5.2 Dass die Stellungnahme des Abklärungsdienstes vom 11. August 2003 eine wesentliche Grundlage des Einspracheentscheids bildete, kann nicht zweifelhaft sein. Die IV-Stelle hat deren Argumentation praktisch integral übernommen und bezüglich der einzelnen Einwände des Einsprechers umfassend daraus zitiert. Aus diesem Umstand kann indessen nicht gefolgert werden, die Nichtzustellung dieses Berichts vor Erlass des Einspracheentscheids stelle eine schwere, keiner Heilung zugängliche Verletzung des rechtlichen Gehörs dar. Der Abklärungsdienst bestätigte nämlich in allen wesentlichen Punkten lediglich die der Verfügung vom 29. Mai 2003 zugrunde gelegte Beurteilung. Sein Ergänzungsbericht enthält keine neuen entscheidrelevanten Gesichtspunkte, sondern äussert sich einzig zu den in der Einsprache vorgebrachten Rügen. Selbst wenn eine Gehörsverletzung zu bejahen ist, muss sie mit Blick auf die Verfahrensdauer und das Interesse des Versicherten an einem raschen Abschluss des Verfahrens als leicht bezeichnet werden, so dass trotz der Zurückhaltung, welche sich das Eidgenössische Versicherungsgericht bei der Prüfung der Frage auferlegt, ob eine Vorinstanz einen (festgestellten) Verfahrensmangel zu Recht als unheilbar erachtet hat (vgl. RKUV 1998 Nr. U 309 S. 461 Erw. 3c), die Aufhebung des Einspracheentscheids ohne materielle Beurteilung der Sache Bundesrecht verletzt.
 
Erwägung 6
6.2 Grundsätzlich hat eine Partei ein Gesuch um Akteneinsicht zu stellen, damit überhaupt die Einsichtnahme gewährt oder verweigert werden kann (vgl. SVR 2002 IV Nr. 32 S. 103; KÖLZ/HÄNER, Verwaltungsverfahren und Verwaltungsrechtspflege des Bundes, 2. Aufl., Zürich 1998, Rz 298). So kann der Versicherer gemäss Art. 8 Abs. 1 ATSV die Gewährung der Akteneinsicht von einem schriftlichen Gesuch abhängig machen. Allerdings bedingt dies, dass die Beteiligten über den Beizug neuer entscheidwesentlicher Akten informiert werden, welche diese nicht kennen und auch nicht kennen können (KÖLZ/BOSSHART/RÖHL, Kommentar zum Verwaltungsrechtspflegegesetz des Kantons Zürich, 2. Aufl., Zürich 1999, N 71 zu § 8; MERKLI/AESCHLIMANN/HERZOG, Kommentar zum Gesetz vom 23. Mai 1989 über die Verwaltungsrechtspflege des Kantons Bern, Bern 1997, S. 196; Kieser, ATSG-Kommentar, N 20 zu Art. 47).
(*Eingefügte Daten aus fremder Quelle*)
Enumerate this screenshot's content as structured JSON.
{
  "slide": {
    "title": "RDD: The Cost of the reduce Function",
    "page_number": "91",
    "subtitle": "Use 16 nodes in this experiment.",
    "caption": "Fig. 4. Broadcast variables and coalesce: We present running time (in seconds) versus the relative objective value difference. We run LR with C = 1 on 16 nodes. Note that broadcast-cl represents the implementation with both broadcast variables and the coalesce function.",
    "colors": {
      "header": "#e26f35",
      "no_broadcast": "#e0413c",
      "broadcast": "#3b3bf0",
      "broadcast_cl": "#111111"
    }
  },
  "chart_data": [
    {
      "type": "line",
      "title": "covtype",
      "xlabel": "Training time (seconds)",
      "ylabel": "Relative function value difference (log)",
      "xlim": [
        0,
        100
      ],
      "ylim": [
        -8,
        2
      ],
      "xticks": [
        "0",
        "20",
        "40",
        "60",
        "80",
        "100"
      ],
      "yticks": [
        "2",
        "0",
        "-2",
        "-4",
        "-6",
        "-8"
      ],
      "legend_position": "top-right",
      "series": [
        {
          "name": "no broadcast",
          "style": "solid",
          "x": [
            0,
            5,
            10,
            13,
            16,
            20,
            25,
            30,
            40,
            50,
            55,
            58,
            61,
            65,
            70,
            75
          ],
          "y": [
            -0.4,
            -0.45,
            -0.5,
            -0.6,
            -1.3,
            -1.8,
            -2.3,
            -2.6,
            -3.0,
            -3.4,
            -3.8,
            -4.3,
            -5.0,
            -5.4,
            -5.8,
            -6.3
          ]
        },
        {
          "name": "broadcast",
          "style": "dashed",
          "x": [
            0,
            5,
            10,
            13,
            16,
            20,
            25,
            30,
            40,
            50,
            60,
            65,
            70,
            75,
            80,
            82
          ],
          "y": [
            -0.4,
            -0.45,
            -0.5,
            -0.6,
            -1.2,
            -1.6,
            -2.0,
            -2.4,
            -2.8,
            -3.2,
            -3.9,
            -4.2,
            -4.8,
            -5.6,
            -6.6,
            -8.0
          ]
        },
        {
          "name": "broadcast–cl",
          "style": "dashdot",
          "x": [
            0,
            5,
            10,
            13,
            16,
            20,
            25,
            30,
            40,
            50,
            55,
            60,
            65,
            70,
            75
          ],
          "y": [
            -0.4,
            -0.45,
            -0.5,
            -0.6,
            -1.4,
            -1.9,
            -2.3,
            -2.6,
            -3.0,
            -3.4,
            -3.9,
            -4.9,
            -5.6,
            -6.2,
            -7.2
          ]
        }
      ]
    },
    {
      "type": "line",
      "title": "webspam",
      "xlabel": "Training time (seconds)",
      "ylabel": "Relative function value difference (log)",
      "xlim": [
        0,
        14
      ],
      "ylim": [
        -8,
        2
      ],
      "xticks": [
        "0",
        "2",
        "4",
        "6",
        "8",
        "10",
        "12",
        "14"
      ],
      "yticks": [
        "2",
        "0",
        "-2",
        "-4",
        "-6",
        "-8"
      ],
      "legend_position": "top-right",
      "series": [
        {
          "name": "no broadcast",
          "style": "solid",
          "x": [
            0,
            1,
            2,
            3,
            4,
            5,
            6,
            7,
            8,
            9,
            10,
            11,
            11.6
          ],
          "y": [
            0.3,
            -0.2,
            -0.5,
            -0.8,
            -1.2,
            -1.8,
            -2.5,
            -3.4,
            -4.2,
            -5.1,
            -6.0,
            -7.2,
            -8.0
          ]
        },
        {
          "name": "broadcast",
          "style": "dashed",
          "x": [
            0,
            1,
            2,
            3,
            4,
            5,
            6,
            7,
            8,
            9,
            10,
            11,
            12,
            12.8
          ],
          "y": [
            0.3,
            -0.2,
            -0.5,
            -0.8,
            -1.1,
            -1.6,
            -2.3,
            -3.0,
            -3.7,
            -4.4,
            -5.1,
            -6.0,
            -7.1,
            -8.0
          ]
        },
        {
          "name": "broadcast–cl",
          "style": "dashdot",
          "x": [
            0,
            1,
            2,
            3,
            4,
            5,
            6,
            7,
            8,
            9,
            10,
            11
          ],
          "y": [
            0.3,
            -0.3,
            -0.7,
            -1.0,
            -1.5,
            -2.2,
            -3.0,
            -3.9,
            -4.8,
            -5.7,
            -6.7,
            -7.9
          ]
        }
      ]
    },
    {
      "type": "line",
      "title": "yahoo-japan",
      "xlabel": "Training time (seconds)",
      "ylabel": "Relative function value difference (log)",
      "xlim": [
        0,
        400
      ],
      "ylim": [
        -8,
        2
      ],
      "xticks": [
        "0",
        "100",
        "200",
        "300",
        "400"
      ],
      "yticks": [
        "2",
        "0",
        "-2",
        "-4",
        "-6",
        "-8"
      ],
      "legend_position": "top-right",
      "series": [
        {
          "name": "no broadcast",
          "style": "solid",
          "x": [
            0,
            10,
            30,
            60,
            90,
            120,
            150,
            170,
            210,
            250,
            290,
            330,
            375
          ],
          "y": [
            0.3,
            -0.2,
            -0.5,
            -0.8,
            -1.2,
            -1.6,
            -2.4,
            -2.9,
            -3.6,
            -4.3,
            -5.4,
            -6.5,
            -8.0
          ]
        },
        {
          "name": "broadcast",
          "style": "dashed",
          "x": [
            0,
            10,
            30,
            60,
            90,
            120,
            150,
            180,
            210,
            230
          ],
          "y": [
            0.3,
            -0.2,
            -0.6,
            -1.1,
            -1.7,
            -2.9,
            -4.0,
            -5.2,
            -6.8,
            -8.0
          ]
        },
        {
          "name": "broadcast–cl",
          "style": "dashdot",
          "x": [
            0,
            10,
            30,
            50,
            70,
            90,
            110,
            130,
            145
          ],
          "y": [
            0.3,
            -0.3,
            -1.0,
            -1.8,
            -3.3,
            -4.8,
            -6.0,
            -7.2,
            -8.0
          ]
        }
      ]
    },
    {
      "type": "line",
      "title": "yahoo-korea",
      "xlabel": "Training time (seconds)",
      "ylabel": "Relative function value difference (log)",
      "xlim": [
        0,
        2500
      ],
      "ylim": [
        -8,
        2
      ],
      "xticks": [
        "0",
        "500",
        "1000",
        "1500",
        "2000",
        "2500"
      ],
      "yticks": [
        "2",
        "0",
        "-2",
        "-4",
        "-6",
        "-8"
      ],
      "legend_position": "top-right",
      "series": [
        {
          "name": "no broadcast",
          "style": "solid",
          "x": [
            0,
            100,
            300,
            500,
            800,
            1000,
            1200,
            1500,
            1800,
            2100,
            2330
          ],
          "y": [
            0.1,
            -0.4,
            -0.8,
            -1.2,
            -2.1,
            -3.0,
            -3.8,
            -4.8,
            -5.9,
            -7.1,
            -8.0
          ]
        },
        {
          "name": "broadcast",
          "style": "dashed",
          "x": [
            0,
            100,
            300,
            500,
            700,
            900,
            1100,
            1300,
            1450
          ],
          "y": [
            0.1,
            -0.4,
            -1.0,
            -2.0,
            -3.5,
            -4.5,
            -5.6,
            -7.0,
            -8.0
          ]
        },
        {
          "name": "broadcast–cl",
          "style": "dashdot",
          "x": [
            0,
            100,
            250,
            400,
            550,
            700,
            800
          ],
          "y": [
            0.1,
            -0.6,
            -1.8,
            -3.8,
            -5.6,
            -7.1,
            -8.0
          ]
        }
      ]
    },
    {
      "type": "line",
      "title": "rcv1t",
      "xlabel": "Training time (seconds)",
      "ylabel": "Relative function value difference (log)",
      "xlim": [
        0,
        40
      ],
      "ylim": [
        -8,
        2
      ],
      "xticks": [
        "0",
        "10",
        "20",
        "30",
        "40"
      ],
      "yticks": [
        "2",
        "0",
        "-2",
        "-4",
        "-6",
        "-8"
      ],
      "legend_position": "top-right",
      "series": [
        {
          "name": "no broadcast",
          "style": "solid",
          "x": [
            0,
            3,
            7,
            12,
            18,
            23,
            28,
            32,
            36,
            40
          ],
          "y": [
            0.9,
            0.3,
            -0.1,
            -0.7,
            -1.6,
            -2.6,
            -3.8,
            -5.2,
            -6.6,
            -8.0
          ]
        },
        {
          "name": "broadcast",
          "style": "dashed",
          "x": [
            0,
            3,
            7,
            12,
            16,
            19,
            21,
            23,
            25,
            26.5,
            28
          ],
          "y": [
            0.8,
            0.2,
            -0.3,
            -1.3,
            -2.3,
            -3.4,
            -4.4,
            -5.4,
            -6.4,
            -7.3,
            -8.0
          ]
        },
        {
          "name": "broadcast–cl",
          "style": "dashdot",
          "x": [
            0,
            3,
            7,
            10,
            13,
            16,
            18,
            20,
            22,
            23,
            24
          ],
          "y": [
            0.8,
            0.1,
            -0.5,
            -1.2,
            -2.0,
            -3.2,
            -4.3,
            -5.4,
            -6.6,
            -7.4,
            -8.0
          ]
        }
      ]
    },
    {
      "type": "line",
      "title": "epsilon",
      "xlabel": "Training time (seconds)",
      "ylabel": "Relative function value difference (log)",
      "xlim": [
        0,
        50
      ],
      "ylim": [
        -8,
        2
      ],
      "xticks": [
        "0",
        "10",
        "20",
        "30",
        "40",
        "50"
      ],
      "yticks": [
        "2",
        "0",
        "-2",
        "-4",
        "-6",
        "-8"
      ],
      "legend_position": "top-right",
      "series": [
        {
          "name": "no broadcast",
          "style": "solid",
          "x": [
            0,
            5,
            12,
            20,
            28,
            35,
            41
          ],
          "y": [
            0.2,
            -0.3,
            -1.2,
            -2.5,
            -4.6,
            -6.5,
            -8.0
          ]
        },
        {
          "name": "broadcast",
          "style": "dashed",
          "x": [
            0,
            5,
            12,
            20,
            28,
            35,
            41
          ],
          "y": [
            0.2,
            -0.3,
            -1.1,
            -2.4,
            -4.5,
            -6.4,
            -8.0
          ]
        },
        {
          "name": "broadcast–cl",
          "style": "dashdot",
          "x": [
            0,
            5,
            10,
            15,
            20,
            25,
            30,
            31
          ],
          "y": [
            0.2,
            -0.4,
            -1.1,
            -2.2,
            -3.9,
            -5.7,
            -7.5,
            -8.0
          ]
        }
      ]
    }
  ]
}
6.3 Die Entscheidung über Einsichtsbegehren obliegt in erster Linie derjenigen Behörde, in deren Zuständigkeitsbereich die Akten gehören. Da mit der Erhebung einer Beschwerde die Sache aufgrund des Devolutiveffekts in den Zuständigkeitsbereich der Rechtsmittelinstanz übergeht, liegt es in deren Zuständigkeit, die Akteneinsicht zu gewähren, zu verweigern und zu bestimmen, inwieweit Kenntnis zu geben ist, wenn im Beschwerdefall Akteneinsicht verlangt wird (nicht veröffentlichtes Urteil vom 12. Februar 1992, I 230/91; vgl. auch ZAK 1988 S. 38). In der vorinstanzlichen Vernehmlassung vom 6. Februar 2004 hält die IV-Stelle fest, die genannten Unterlagen befänden sich in den Akten und würden auf Gesuch hin ohne weiteres zur Verfügung gestellt.